This repo contains the code for the presentation Creating a faster crawler that I presented at PyMalta on December 5, 2018. In the presentation I showed how to work with blocking IO and non-blocking IO in Python. You can access the slides of this presentation in my website: http://joaojunior.org/presentations/creating-a-faster-crawler/
To run the examples here is required the python >= 3.6.5 and install the libraries in the requirements.txt
.
To install all the libraries, run the command: pip install -r requirements.txt
We have 3 examples here: The first example make 21 requests, the second example make 10k requests with batch of 100 requests and the last example make 1 million requests with batch of 1k requests.

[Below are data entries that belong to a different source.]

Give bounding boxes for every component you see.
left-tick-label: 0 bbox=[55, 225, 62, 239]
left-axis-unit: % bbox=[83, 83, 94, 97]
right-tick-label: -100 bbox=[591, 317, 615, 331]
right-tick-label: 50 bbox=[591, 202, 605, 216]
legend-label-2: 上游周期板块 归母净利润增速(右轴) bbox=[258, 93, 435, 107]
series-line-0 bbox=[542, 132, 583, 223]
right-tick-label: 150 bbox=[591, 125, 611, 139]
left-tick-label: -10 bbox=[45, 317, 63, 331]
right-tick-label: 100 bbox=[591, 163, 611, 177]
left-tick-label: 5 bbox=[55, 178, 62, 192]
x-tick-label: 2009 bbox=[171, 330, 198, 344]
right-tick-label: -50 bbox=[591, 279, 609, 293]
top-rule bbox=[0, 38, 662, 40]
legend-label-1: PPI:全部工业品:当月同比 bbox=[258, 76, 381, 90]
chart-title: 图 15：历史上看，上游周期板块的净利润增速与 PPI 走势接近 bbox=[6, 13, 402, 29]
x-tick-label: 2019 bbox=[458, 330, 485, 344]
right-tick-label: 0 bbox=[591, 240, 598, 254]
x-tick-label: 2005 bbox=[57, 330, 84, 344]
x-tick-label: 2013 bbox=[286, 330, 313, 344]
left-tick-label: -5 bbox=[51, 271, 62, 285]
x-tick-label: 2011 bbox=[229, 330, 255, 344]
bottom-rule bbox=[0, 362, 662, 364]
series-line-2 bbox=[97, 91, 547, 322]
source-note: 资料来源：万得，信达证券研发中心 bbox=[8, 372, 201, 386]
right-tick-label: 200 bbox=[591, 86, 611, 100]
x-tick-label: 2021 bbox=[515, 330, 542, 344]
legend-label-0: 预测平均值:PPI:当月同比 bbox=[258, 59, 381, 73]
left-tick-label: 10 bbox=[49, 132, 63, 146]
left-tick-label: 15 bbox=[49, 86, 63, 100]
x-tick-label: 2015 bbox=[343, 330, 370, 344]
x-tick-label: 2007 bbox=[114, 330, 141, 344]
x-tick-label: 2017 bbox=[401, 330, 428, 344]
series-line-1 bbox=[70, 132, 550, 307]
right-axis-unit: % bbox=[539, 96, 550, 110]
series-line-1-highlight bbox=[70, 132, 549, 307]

To run the first example, go to the folder app_flask
and run the server with the command: make example_1
.
After this, you can go to the folder crawler_app_flask
and run the command make benchmark
to generate all the benchmark.
To run the second example, go to the folder app_flask
and run the server with the command: make example_2
.
After this, you can go to the folder crawler_app_flask_many_requests
and run the command make benchmark
to generate all the benchmark.
To run the last example, go to the folder app_flask
and run the server with the command: make example_2
.
After this, you can go to the folder crawler_app_flask_1_million_requests
and run the command make benchmark
to generate all the benchmark.
.
├── app_flask
│ ├── app.py
│ └── Makefile
├── changelog.md
├── crawler_app_flask
│ ├── 1_crawler_sequential.py
│ ├── 2_crawler_with_threads.py
│ ├── 3_crawler_with_green_threads.py
│ ├── 4_crawler_with_async.py
│ ├── 5_crawler_with_multiprocessing.py
│ ├── constants.py
│ ├── crawler_benchmark.py
│ └── Makefile
├── crawler_app_flask_1_million_requests
│ ├── 1_crawler_with_async.py
│ ├── 2_crawler_with_async_uvloop.py
│ ├── constants.py
│ ├── crawler_benchmark.py
│ └── Makefile
├── crawler_app_flask_many_requests
│ ├── 1_crawler_with_threads.py
│ ├── 2_crawler_with_green_threads.py
│ ├── 3_crawler_with_async.py
│ ├── constants.py
│ ├── crawler_benchmark.py
│ └── Makefile
├── LICENSE
├── README.md
└── requirements.txt
4 directories, 25 files